Finding that my sudden and all-consuming interest in growing flowers, adding the value myself, subscribing to organics, and looking towards my local community for a market was a “thing”, out there in the world, that other women were already doing just that, that I could belong to a community of sorts… these were profoundly inspirational and affirmative sentiments and ones I clung to during those first few seasons. To say nothing of the fact that their flowers looked so very differently from what the commercial trade and retail florists could achieve… that their flowers had a sense of place – a terroir if you like, to borrow from the world of wine. In retrospect, the flowers had found me, more so than the other way around.

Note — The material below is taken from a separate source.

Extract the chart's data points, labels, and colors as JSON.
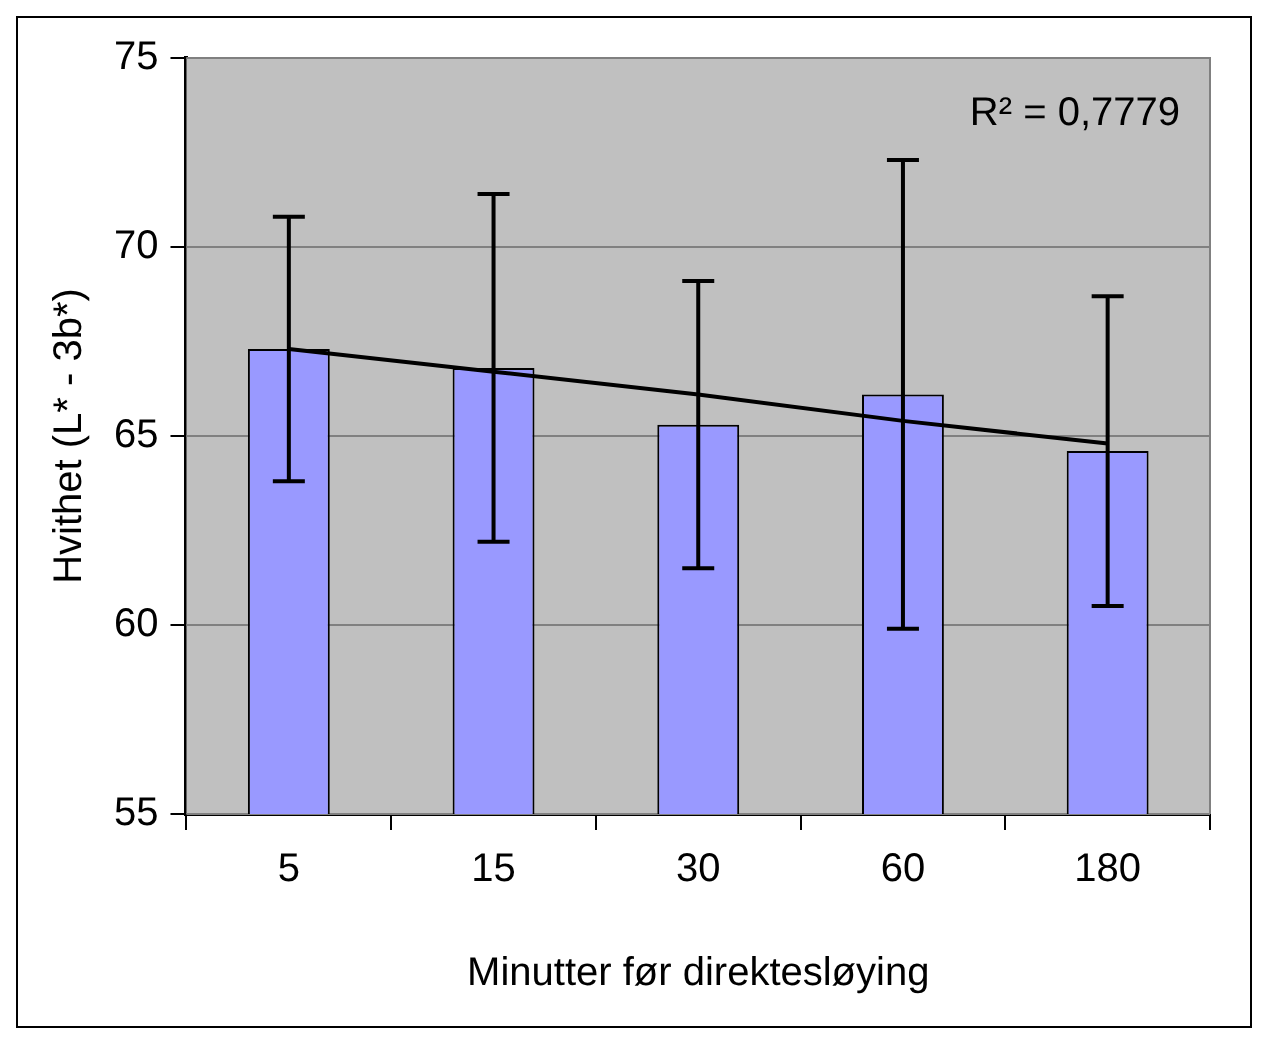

Several seasons have passed since.

The Killers have a song that implores: “you gotta be stronger than your story”.

Far from a romanticised meadow type set up where beautiful flowers effortlessly self-sow into existence, complete with elegant, unhurried pickers in straw hats, frolicking children and general placidness all round, ours has been a story we have had to be stronger than. Farming has been harder than I ever could imagine, and not as such. The physical demands I have mastered, the mental demands I am working on. Rather it’s the commercial realities of small scale farming, diversified crops and ornamentals ones at that, and their labour intensiveness – in a rural location far from an urban and critical mass – that have tested our mettle over the years.

For a while after we first got started it made more sense to grow and sell wholesale to other florists up and down the country at least in part, with the consequent infrastructure and logistics that that entailed, but we have well and truly wound our way back to our founding principles, and those of the authentic farmer-florist.

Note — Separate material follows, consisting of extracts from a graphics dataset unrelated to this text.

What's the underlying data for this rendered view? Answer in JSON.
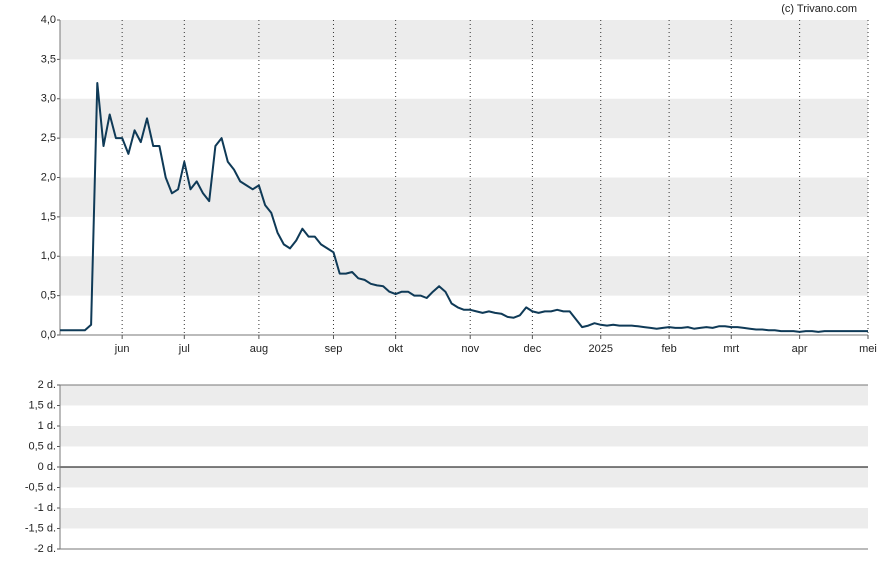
{
  "chart_data": [
    {
      "type": "line",
      "credit": "(c) Trivano.com",
      "color": "#0f3a57",
      "grid": true,
      "categories": [
        null,
        null,
        null,
        null,
        null,
        null,
        null,
        null,
        null,
        null,
        "jun",
        null,
        null,
        null,
        null,
        null,
        null,
        null,
        null,
        null,
        "jul",
        null,
        null,
        null,
        null,
        null,
        null,
        null,
        null,
        null,
        null,
        null,
        "aug",
        null,
        null,
        null,
        null,
        null,
        null,
        null,
        null,
        null,
        null,
        null,
        "sep",
        null,
        null,
        null,
        null,
        null,
        null,
        null,
        null,
        null,
        "okt",
        null,
        null,
        null,
        null,
        null,
        null,
        null,
        null,
        null,
        null,
        null,
        "nov",
        null,
        null,
        null,
        null,
        null,
        null,
        null,
        null,
        null,
        "dec",
        null,
        null,
        null,
        null,
        null,
        null,
        null,
        null,
        null,
        null,
        "2025",
        null,
        null,
        null,
        null,
        null,
        null,
        null,
        null,
        null,
        null,
        "feb",
        null,
        null,
        null,
        null,
        null,
        null,
        null,
        null,
        null,
        "mrt",
        null,
        null,
        null,
        null,
        null,
        null,
        null,
        null,
        null,
        null,
        "apr",
        null,
        null,
        null,
        null,
        null,
        null,
        null,
        null,
        null,
        null,
        "mei"
      ],
      "values": [
        0.06,
        0.06,
        0.06,
        0.06,
        0.06,
        0.13,
        3.2,
        2.4,
        2.8,
        2.5,
        2.5,
        2.3,
        2.6,
        2.45,
        2.75,
        2.4,
        2.4,
        2.0,
        1.8,
        1.85,
        2.2,
        1.85,
        1.95,
        1.8,
        1.7,
        2.4,
        2.5,
        2.2,
        2.1,
        1.95,
        1.9,
        1.85,
        1.9,
        1.65,
        1.55,
        1.3,
        1.15,
        1.1,
        1.2,
        1.35,
        1.25,
        1.25,
        1.15,
        1.1,
        1.05,
        0.78,
        0.78,
        0.8,
        0.72,
        0.7,
        0.65,
        0.63,
        0.62,
        0.55,
        0.52,
        0.55,
        0.55,
        0.5,
        0.5,
        0.47,
        0.55,
        0.62,
        0.55,
        0.4,
        0.35,
        0.32,
        0.32,
        0.3,
        0.28,
        0.3,
        0.28,
        0.27,
        0.23,
        0.22,
        0.25,
        0.35,
        0.3,
        0.28,
        0.3,
        0.3,
        0.32,
        0.3,
        0.3,
        0.2,
        0.1,
        0.12,
        0.15,
        0.13,
        0.12,
        0.13,
        0.12,
        0.12,
        0.12,
        0.11,
        0.1,
        0.09,
        0.08,
        0.09,
        0.1,
        0.09,
        0.09,
        0.1,
        0.08,
        0.09,
        0.1,
        0.09,
        0.11,
        0.11,
        0.1,
        0.1,
        0.09,
        0.08,
        0.07,
        0.07,
        0.06,
        0.06,
        0.05,
        0.05,
        0.05,
        0.04,
        0.05,
        0.05,
        0.04,
        0.05,
        0.05,
        0.05,
        0.05,
        0.05,
        0.05,
        0.05,
        0.05
      ],
      "ylim": [
        0,
        4
      ],
      "yticks": [
        {
          "value": 0,
          "label": "0,0"
        },
        {
          "value": 0.5,
          "label": "0,5"
        },
        {
          "value": 1,
          "label": "1,0"
        },
        {
          "value": 1.5,
          "label": "1,5"
        },
        {
          "value": 2,
          "label": "2,0"
        },
        {
          "value": 2.5,
          "label": "2,5"
        },
        {
          "value": 3,
          "label": "3,0"
        },
        {
          "value": 3.5,
          "label": "3,5"
        },
        {
          "value": 4,
          "label": "4,0"
        }
      ]
    },
    {
      "type": "bar",
      "grid": true,
      "ylim": [
        -2,
        2
      ],
      "yticks": [
        {
          "value": -2,
          "label": "-2 d."
        },
        {
          "value": -1.5,
          "label": "-1,5 d."
        },
        {
          "value": -1,
          "label": "-1 d."
        },
        {
          "value": -0.5,
          "label": "-0,5 d."
        },
        {
          "value": 0,
          "label": "0 d."
        },
        {
          "value": 0.5,
          "label": "0,5 d."
        },
        {
          "value": 1,
          "label": "1 d."
        },
        {
          "value": 1.5,
          "label": "1,5 d."
        },
        {
          "value": 2,
          "label": "2 d."
        }
      ]
    }
  ]
}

I have also heard it said that owning one’s story is one way of staying sane.

Our children have almost come of age and have done so on this very field I’m writing of. They will go off into the world in a matter of years with a vast knowledge of cut flowers and more importantly, an appreciation of the kind of work ethic farming such precocious and fleeting creatures demands. How this’ll serve them in their lives or if it’ll find application at all remains to be seen. Perhaps there is comfort to be found in simply claiming our story as truly ours, and the fact we have, all of us, been surrounded by immense beauty for what it’s worth.

All the while my husband and I have found peace in staying put and growing roots, too – on this field and in our community, after many years of seeking and roaming. We might very well be Marlburians and flower farmers for life.

Personally, my existence has been enriched immensely, in an untold number of ways. The flowers have played their part, it is true, but it is farming that has made me who I am. My politics, for one thing, are largely defined by my experiences on this field, by way of dirty hands so to speak. My interest in and commitment to organics, though tested thoroughly, has only been fuelled and made more sincere. Spiritually I have had to dig deep and often, and I think in coming to understand that gardening is truly a higher art my intellect has swelled and soared, too. I appreciate now what the American poet and farmer, Wendell Berry means when he claims the ultimate product of a season’s toil is the farmer’s mind. Perhaps more so even than her crops.

A great many souls have made a contribution on this field and shared in the Verve. Quite a few have probably left stirred, a little changed even. There have been employees, volunteers, overseas visitors, gardening clubs, neighbours and many a customer who have, in turn, touched us in many and important ways, too. For giving us a chance, for wanting us to succeed, for loving flowers and for valuing our work… we are deeply grateful to you all.